Eine weitere Aspirantin ist Halla Hrund Logadóttir, die Leiterin der Isländischen Energiebehörde (Orkustofnun). Sie sagte an diesem Mittwoch gegenüber der Tageszeitung Morgunblaðið, dass sie ihre endgültige Entscheidung über eine Kandidatur spätestens in der kommenden Woche fällen werde.

 

Die Wahl dürfte also spannend werden, zumal Island aktuell vor zahlreichen politischen Herausforderungen steht – Stichwort Inflation, Energiewende, Migration, Sicherheitspolitik.
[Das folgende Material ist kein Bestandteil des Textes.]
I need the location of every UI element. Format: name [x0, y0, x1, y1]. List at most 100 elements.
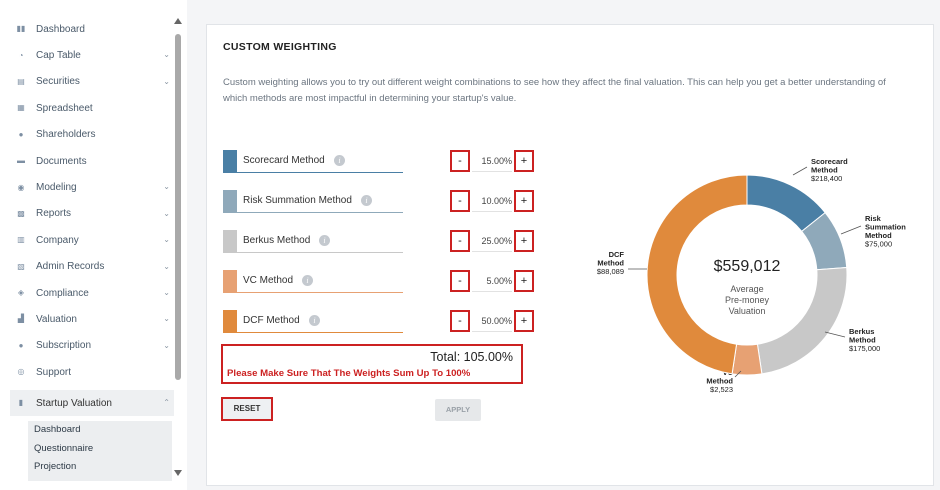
weight-input[interactable]: 10.00% [472, 190, 512, 212]
decrease-weight-button[interactable]: - [450, 190, 470, 212]
weight-row-risk-summation-method: Risk Summation Method i -10.00% + [223, 190, 534, 213]
info-icon[interactable]: i [361, 195, 372, 206]
decrease-weight-button[interactable]: - [450, 150, 470, 172]
weight-stepper: -15.00% + [450, 150, 538, 172]
submenu-item-questionnaire[interactable]: Questionnaire [28, 440, 172, 459]
sidebar-item-label: Company [36, 234, 79, 246]
sidebar-item-label: Securities [36, 76, 80, 88]
chevron-down-icon: ⌄ [163, 182, 170, 192]
sidebar-item-label: Startup Valuation [36, 397, 112, 409]
weight-row-berkus-method: Berkus Method i -25.00% + [223, 230, 534, 253]
sidebar-item-cap-table[interactable]: ◔ Cap Table ⌄ [10, 42, 174, 68]
spreadsheet-icon: ▦ [17, 103, 25, 113]
row-underline [223, 292, 403, 293]
securities-icon: ▤ [17, 76, 25, 86]
weight-input[interactable]: 5.00% [472, 270, 512, 292]
sidebar-item-admin-records[interactable]: ▧ Admin Records ⌄ [10, 254, 174, 280]
donut-slice-berkus-method[interactable] [756, 266, 848, 375]
slice-value-label: $75,000 [865, 240, 892, 249]
sidebar: ▮▮ Dashboard ◔ Cap Table ⌄ ▤ Securities ⌄ ▦ Sprea… [0, 0, 187, 490]
chevron-down-icon: ⌄ [163, 208, 170, 218]
sidebar-item-label: Admin Records [36, 261, 105, 273]
donut-slice-vc-method[interactable] [731, 343, 763, 376]
info-icon[interactable]: i [319, 235, 330, 246]
sidebar-item-reports[interactable]: ▩ Reports ⌄ [10, 201, 174, 227]
sidebar-item-subscription[interactable]: ● Subscription ⌄ [10, 333, 174, 359]
slice-leader-line [840, 225, 862, 235]
slice-label: Method [849, 336, 876, 345]
donut-slice-scorecard-method[interactable] [746, 174, 826, 233]
chevron-down-icon: ⌄ [163, 287, 170, 297]
dashboard-icon: ▮▮ [16, 24, 26, 34]
weight-row-vc-method: VC Method i -5.00% + [223, 270, 534, 293]
increase-weight-button[interactable]: + [514, 150, 534, 172]
total-label: Total: 105.00% [430, 350, 513, 364]
sidebar-nav: ▮▮ Dashboard ◔ Cap Table ⌄ ▤ Securities ⌄ ▦ Sprea… [10, 16, 174, 417]
weight-input[interactable]: 50.00% [472, 310, 512, 332]
center-caption: Average [730, 284, 763, 294]
apply-button[interactable]: APPLY [435, 399, 481, 421]
sidebar-item-modeling[interactable]: ◉ Modeling ⌄ [10, 174, 174, 200]
info-icon[interactable]: i [309, 315, 320, 326]
info-icon[interactable]: i [302, 275, 313, 286]
chevron-down-icon: ⌄ [163, 50, 170, 60]
submenu-item-dashboard[interactable]: Dashboard [28, 421, 172, 440]
sidebar-submenu: Dashboard Questionnaire Projection [28, 421, 172, 481]
info-icon[interactable]: i [334, 155, 345, 166]
submenu-item-projection[interactable]: Projection [28, 458, 172, 477]
sidebar-item-label: Support [36, 366, 72, 378]
center-caption: Pre-money [725, 295, 770, 305]
panel-description: Custom weighting allows you to try out d… [223, 77, 886, 104]
increase-weight-button[interactable]: + [514, 270, 534, 292]
slice-value-label: $175,000 [849, 344, 880, 353]
sidebar-item-support[interactable]: ◎ Support [10, 359, 174, 385]
sidebar-item-label: Shareholders [36, 129, 96, 141]
increase-weight-button[interactable]: + [514, 230, 534, 252]
donut-slice-risk-summation-method[interactable] [801, 211, 848, 271]
sidebar-item-startup-valuation[interactable]: ▮ Startup Valuation ⌃ [10, 390, 174, 417]
slice-label: Method [706, 377, 733, 386]
sidebar-item-spreadsheet[interactable]: ▦ Spreadsheet [10, 95, 174, 121]
decrease-weight-button[interactable]: - [450, 230, 470, 252]
custom-weighting-panel: CUSTOM WEIGHTING Custom weighting allows… [206, 24, 934, 486]
decrease-weight-button[interactable]: - [450, 270, 470, 292]
sidebar-item-documents[interactable]: ▬ Documents [10, 148, 174, 174]
support-icon: ◎ [17, 367, 25, 377]
slice-label: Scorecard [811, 157, 848, 166]
weight-input[interactable]: 15.00% [472, 150, 512, 172]
sidebar-item-securities[interactable]: ▤ Securities ⌄ [10, 69, 174, 95]
slice-label: Method [865, 231, 892, 240]
sidebar-item-label: Modeling [36, 182, 77, 194]
scrollbar-thumb[interactable] [175, 34, 181, 380]
scroll-up-arrow[interactable] [174, 18, 182, 24]
weight-stepper: -5.00% + [450, 270, 538, 292]
row-underline [223, 172, 403, 173]
sidebar-item-dashboard[interactable]: ▮▮ Dashboard [10, 16, 174, 42]
reset-button[interactable]: RESET [221, 397, 273, 421]
slice-leader-line [824, 331, 846, 338]
total-warning-box: Total: 105.00% Please Make Sure That The… [221, 344, 523, 384]
slice-label: Berkus [849, 327, 874, 336]
slice-value-label: $2,523 [710, 385, 733, 394]
increase-weight-button[interactable]: + [514, 310, 534, 332]
donut-slice-dcf-method[interactable] [646, 174, 748, 375]
sidebar-item-label: Reports [36, 208, 72, 220]
sidebar-item-valuation[interactable]: ▟ Valuation ⌄ [10, 306, 174, 332]
sidebar-item-shareholders[interactable]: ● Shareholders [10, 122, 174, 148]
slice-value-label: $88,089 [597, 267, 624, 276]
sidebar-item-compliance[interactable]: ◈ Compliance ⌄ [10, 280, 174, 306]
method-label: Scorecard Method [243, 155, 325, 166]
sidebar-item-company[interactable]: ▥ Company ⌄ [10, 227, 174, 253]
color-swatch [223, 230, 237, 252]
slice-leader-line [792, 166, 808, 176]
method-label: VC Method [243, 275, 294, 286]
decrease-weight-button[interactable]: - [450, 310, 470, 332]
chevron-down-icon: ⌄ [163, 314, 170, 324]
bulb-icon: ◉ [17, 182, 25, 192]
scroll-down-arrow[interactable] [174, 470, 182, 476]
weight-input[interactable]: 25.00% [472, 230, 512, 252]
slice-label: Summation [865, 223, 906, 232]
increase-weight-button[interactable]: + [514, 190, 534, 212]
method-label: Risk Summation Method [243, 195, 352, 206]
chevron-down-icon: ⌄ [163, 340, 170, 350]
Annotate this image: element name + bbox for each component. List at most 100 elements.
Vom Rathaus ins Präsidentenamt: Jón Gnarr will es wissen, © Bernd Hildebrand / Pixabay (1), Fjoelnir Geir Bragason / Stadt Oldenburg (2), Freysteinn G. Jonsson / Unsplash (3)
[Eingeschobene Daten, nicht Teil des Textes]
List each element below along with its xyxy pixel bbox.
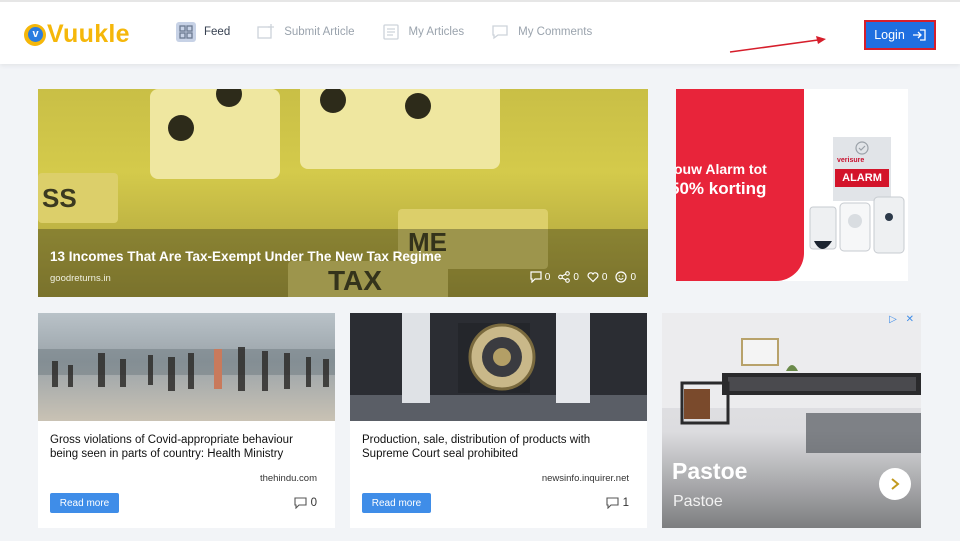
logo-text: Vuukle <box>47 20 130 48</box>
ad-subtitle: Pastoe <box>673 493 723 510</box>
article-card[interactable]: Production, sale, distribution of produc… <box>350 313 647 528</box>
hero-image-dice <box>150 89 280 179</box>
ad-choices-icon[interactable]: ▷ ✕ <box>889 314 917 325</box>
hero-stats: 0 0 0 0 <box>522 271 636 283</box>
hero-title[interactable]: 13 Incomes That Are Tax-Exempt Under The… <box>50 249 441 264</box>
ad-headline-line2: 50% korting <box>676 179 767 198</box>
articles-icon <box>381 22 401 42</box>
nav-label: Feed <box>204 26 231 38</box>
nav-item-feed[interactable]: Feed <box>176 22 230 42</box>
article-comment-count[interactable]: 0 <box>294 497 317 509</box>
article-source: newsinfo.inquirer.net <box>541 473 629 484</box>
article-comment-count[interactable]: 1 <box>606 497 629 509</box>
smiley-icon <box>615 271 628 283</box>
login-button[interactable]: Login <box>864 20 936 50</box>
nav-item-my-articles[interactable]: My Articles <box>381 22 465 42</box>
main-nav: Feed Submit Article My Articles My Comme… <box>176 22 618 42</box>
article-source: thehindu.com <box>259 473 317 484</box>
article-title[interactable]: Production, sale, distribution of produc… <box>362 433 632 461</box>
hero-comment-count[interactable]: 0 <box>530 271 550 283</box>
article-image-supreme-court[interactable] <box>350 313 647 421</box>
vuukle-logo[interactable]: v Vuukle <box>24 20 130 49</box>
ad-headline-line1: ouw Alarm tot <box>676 161 767 177</box>
nav-label: My Comments <box>518 26 593 38</box>
read-more-button[interactable]: Read more <box>362 493 431 513</box>
article-image-beach[interactable] <box>38 313 335 421</box>
comment-icon <box>294 497 307 509</box>
article-card[interactable]: Gross violations of Covid-appropriate be… <box>38 313 335 528</box>
hero-image-dice <box>300 89 500 169</box>
comment-icon <box>530 271 542 283</box>
alarm-devices-image <box>809 196 905 254</box>
comments-icon <box>490 22 510 42</box>
chevron-right-icon <box>891 478 900 490</box>
submit-article-icon <box>256 22 276 42</box>
top-header: v Vuukle Feed Submit Article My Articles… <box>0 0 960 64</box>
hero-reaction-count[interactable]: 0 <box>615 271 636 283</box>
annotation-arrow-icon <box>729 36 826 53</box>
hero-like-count[interactable]: 0 <box>587 271 607 283</box>
article-title[interactable]: Gross violations of Covid-appropriate be… <box>50 433 320 461</box>
verisure-shield-icon <box>855 141 869 155</box>
advertisement-verisure[interactable]: ouw Alarm tot 50% korting verisure ALARM <box>676 89 908 281</box>
nav-item-my-comments[interactable]: My Comments <box>490 22 592 42</box>
hero-share-count[interactable]: 0 <box>558 271 579 283</box>
comment-icon <box>606 497 619 509</box>
advertisement-pastoe[interactable]: ▷ ✕ Pastoe Pastoe <box>662 313 921 528</box>
share-icon <box>558 271 571 283</box>
nav-label: My Articles <box>408 26 465 38</box>
ad-next-button[interactable] <box>879 468 911 500</box>
hero-source: goodreturns.in <box>50 273 111 284</box>
hero-image-tile: SS <box>38 173 118 223</box>
nav-item-submit-article[interactable]: Submit Article <box>256 22 355 42</box>
ad-title: Pastoe <box>672 458 748 484</box>
nav-label: Submit Article <box>284 26 355 38</box>
grid-icon <box>176 22 196 42</box>
hero-article[interactable]: SS ME TAX 13 Incomes That Are Tax-Exempt… <box>38 89 648 297</box>
alarm-sign: ALARM <box>835 169 889 187</box>
ad-red-panel: ouw Alarm tot 50% korting <box>676 89 804 281</box>
logo-badge-icon: v <box>24 23 46 46</box>
login-label: Login <box>874 28 905 42</box>
login-arrow-icon <box>912 29 926 41</box>
read-more-button[interactable]: Read more <box>50 493 119 513</box>
heart-icon <box>587 272 599 283</box>
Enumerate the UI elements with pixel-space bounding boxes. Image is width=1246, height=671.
Jón Gnarr sieht sich gut gerüstet

 

Durch seinen Posten als Bürgermeister von Reykjavík „in schwierigen Zeiten“ sehe er sich gut vorbereitet, betonte Gnarr in seinem (inoffiziellen) Bewerbungsvideo.

 

Nach dem Finanz-Crash hatte der isländische Komiker mit Freunden die Beste Partei (Besti flokkurinn) gegründet – eine bunte Truppe ohne Organisationsstruktur, Mitglieder und Programm.

 

Eigentlich wollte sich Gnarr über die Politik lustig machen – doch er traf einen Nerv. Die Menschen trauten den etablierten Parteien nicht mehr und wählten ihn zum Bürgermeister von Reykjavík.

 

Er sanierte die maroden Finanzen der Stadt, verschlankte die Verwaltung, ordnete den öffentlichen Nahverkehr neu – und brachte eine Schulreform auf den Weg. Das internationale Echo war gewaltig.

 

Doch nach vier Jahren war Schluss. Er habe in dieser Zeit so viele Dinge hintenanstellen müssen, die er eigentlich machen wollte, begründete er damals seinen Rückzug.

 

Comeback auf großer Bühne

 

Nun also ein spektakuläres Comeback auf der großen Bühne.

 

Gnarr hat sich viel vorgenommen. Er wolle gute Beziehungen zur Regierung unterhalten, Islands Well-being – mehr Wohlfahrt und Lebensqualität – voranbringen und das internationale Ansehen des Inselstaates weiter stärken.

 

Zuletzt hatte Island sich mit seiner erfolgreichen Initiative für ein internationales Schadensregister für die Ukraine hervorgetan, das beim Gipfel des Europarates im Mai 2023 in Reykjavík von mehr als 40 Staats- und Regierungschefs unterstützt wurde.

 

Frieden und Menschenrechte seien für ihn so etwas wie eine Berufung, so Gnarr weiter. Themen, an denen er auch als Präsident weiterarbeiten wolle. Für seine Bemühungen erhielt Gnarr 2014 den John Lennon-Friedenspreis, der von Yoko Ono, der Witwe des Beatles-Mitgründers, ins Leben gerufen wurde.

 

Auch in Deutschland ist Gnarr kein Unbekannter. Im Herbst 2022 präsentierte der Comedian sein Theaterstück Hótel Volkswagen bei den Island Begegnungen in Oldenburg.

 

Für Gnarr könnte es bald wieder ernst werden.

 

Die notwendigen Unterstützungsunterschriften hatte er laut dem Magazin Reykjavík Grapevine innerhalb von weniger als drei Stunden.